Species of marine worm

Parasagitta setosa, the coastal arrow worm, is a small arrow worm in the family Sagittidae, previously referred to as Sagitta setosa. It is native to the northeastern Atlantic Ocean, the North Sea and the Mediterranean Sea, and also occurs in the Baltic Sea and the Black Sea.

==Description==
Parasagitta setosa grows to a maximum length of 14 mm, its tail being up to a quarter of this length. It is a thin, transparent, flexible worm with two pairs of rounded lateral fins composed completely of ray-like structures. There are eight to nine curved grasping hooks on the head. The teeth are in two rows, with six to eight in the front row and ten to sixteen at the back. The eyes have a star-shaped segment spot and the collarette is small or not present at all. The seminal vesicles are very near the posterior fins which are separated from the caudal fin.

==Distribution==
Parasagitta setosa is a common neritic species forming part of the plankton in waters less than about 200 metres deep. It occurs in the northeastern Atlantic Ocean, the North Sea, the Mediterranean Sea and the Black Sea. It is the most common arrow worm in the North Sea and Black Sea, occurring in great drifts in July and August in the Black Sea and from September to November in the North Sea. It is also found in the Baltic Sea when influxes of saline water flow in from the Kattegat.

==Ecology==
Parasagitta setosa is one of a number of marine animals that make large vertical migrations on a daily basis. During the day it is found in deep waters but in the late afternoon or early evening it rises to the upper waters, usually spending the night just below the thermocline, and descending again to the depths in early morning.

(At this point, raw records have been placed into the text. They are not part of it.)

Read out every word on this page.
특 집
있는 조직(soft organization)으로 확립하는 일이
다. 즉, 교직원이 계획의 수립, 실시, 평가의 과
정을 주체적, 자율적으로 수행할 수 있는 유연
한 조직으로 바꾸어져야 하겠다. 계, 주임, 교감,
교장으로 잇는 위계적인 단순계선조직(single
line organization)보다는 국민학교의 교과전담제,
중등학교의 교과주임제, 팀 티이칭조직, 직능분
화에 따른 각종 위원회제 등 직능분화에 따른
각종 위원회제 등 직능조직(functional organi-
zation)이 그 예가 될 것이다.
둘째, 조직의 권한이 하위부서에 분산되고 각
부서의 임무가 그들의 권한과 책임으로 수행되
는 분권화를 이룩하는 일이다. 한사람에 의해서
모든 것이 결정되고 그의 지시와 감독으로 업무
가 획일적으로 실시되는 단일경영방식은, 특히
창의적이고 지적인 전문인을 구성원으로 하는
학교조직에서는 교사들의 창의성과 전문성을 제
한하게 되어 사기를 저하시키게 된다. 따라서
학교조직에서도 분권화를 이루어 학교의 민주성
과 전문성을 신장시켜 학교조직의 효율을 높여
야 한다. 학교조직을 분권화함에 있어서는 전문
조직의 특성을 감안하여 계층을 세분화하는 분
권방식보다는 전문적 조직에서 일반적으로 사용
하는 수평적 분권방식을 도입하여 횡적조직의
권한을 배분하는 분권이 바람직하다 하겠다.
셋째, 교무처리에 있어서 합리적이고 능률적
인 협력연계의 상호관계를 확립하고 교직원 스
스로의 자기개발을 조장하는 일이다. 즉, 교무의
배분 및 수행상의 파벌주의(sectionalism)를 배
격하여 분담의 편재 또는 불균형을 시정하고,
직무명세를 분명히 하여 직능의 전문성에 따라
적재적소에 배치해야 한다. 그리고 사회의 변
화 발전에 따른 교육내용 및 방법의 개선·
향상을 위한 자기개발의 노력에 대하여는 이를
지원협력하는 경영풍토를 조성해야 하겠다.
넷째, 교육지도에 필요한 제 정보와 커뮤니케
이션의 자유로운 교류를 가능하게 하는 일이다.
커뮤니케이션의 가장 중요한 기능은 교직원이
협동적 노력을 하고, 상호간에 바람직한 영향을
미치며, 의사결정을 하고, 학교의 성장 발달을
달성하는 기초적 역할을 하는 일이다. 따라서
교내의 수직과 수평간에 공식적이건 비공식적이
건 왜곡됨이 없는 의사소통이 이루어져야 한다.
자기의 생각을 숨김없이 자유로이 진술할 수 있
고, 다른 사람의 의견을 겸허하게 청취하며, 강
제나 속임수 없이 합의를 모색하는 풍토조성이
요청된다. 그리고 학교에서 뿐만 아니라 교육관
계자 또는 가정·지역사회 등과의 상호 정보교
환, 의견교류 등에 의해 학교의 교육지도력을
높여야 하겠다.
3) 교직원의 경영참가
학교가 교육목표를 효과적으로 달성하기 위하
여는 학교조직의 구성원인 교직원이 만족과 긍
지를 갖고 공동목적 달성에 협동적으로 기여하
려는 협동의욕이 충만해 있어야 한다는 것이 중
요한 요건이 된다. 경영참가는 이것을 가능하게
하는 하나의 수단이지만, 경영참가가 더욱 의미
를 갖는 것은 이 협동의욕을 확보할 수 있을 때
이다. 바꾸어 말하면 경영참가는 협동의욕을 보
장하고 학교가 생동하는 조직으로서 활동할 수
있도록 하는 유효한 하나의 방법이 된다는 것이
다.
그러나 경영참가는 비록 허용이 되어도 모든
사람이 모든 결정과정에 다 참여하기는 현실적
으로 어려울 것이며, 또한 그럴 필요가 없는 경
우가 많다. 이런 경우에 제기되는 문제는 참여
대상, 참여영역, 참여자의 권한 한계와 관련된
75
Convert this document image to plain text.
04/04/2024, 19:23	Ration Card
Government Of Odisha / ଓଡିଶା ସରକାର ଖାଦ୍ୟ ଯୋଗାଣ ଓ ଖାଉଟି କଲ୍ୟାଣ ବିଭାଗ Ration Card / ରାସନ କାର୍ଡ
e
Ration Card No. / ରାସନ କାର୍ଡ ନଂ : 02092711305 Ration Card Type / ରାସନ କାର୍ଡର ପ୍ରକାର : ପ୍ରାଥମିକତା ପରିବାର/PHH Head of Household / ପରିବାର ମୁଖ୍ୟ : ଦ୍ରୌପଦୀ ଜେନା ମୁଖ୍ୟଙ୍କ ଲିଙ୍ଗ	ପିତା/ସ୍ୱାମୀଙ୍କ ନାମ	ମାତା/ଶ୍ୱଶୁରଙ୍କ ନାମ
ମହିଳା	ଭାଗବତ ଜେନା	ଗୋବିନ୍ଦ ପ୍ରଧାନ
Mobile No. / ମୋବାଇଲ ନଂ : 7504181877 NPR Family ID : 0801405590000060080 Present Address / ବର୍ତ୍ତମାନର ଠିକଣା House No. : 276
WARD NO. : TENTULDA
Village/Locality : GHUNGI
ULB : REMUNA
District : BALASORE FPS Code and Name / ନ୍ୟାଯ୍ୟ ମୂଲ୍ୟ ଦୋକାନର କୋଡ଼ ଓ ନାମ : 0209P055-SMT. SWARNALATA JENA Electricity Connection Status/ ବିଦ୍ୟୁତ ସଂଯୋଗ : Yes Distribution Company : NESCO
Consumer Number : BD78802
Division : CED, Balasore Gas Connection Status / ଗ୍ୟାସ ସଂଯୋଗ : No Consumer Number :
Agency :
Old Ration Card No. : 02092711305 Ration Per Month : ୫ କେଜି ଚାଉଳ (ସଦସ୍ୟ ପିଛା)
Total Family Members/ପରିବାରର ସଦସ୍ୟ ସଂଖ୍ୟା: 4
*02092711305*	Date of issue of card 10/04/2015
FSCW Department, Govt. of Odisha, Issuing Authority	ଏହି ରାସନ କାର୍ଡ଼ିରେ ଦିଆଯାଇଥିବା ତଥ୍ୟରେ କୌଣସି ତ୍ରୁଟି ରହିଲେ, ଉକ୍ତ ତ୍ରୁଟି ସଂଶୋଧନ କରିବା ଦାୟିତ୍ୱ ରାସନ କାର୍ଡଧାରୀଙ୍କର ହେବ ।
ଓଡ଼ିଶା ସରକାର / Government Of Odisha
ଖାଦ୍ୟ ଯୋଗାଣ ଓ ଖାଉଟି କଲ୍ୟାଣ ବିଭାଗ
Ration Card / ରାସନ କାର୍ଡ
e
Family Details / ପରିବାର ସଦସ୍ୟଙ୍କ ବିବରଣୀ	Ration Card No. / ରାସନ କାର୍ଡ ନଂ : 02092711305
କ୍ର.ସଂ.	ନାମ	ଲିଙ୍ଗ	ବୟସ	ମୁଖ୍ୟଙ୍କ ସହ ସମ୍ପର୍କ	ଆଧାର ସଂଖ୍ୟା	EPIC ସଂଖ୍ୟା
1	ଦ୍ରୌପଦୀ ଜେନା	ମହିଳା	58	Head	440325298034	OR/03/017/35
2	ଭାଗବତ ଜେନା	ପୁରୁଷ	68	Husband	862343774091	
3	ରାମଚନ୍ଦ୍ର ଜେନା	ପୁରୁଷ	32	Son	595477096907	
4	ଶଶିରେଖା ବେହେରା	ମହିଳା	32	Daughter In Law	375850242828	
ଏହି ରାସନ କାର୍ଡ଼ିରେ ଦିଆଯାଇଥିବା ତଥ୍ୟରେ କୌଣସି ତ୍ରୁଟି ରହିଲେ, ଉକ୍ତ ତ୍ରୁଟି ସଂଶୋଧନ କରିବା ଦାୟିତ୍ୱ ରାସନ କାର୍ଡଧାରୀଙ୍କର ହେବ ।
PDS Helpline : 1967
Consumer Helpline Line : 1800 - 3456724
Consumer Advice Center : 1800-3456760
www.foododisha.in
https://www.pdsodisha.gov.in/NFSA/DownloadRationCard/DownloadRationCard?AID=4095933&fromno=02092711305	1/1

Parasagitta setosa is abundant in many pelagic waters and is an important part of the food chain. It is a predator and consumes about 85% of its bodyweight each day. It feeds on copepods, Oikopleura and smaller P. setosa. It is itself consumed by larger organisms such as the comb jelly Pleurobrachia pileus.

The abundance in any area of P. setosa and other mezo-zooplankton, can be easily disturbed by the introduction of an alien species. The arrival of the siphonophore Muggiaea atlantica in the North Sea and of the comb jelly Mnemiopsis leidyi in the Black Sea in the 1980s both had dramatic effects. In the Black Sea, the population of the once abundant P. setosa plummeted, and the anchovy stocks collapsed. The explosive population rises of the invasive species slowed when the animals they fed on became depleted, and afterwards there were wild swings in the populations of these species as a balance of predators and prey developed.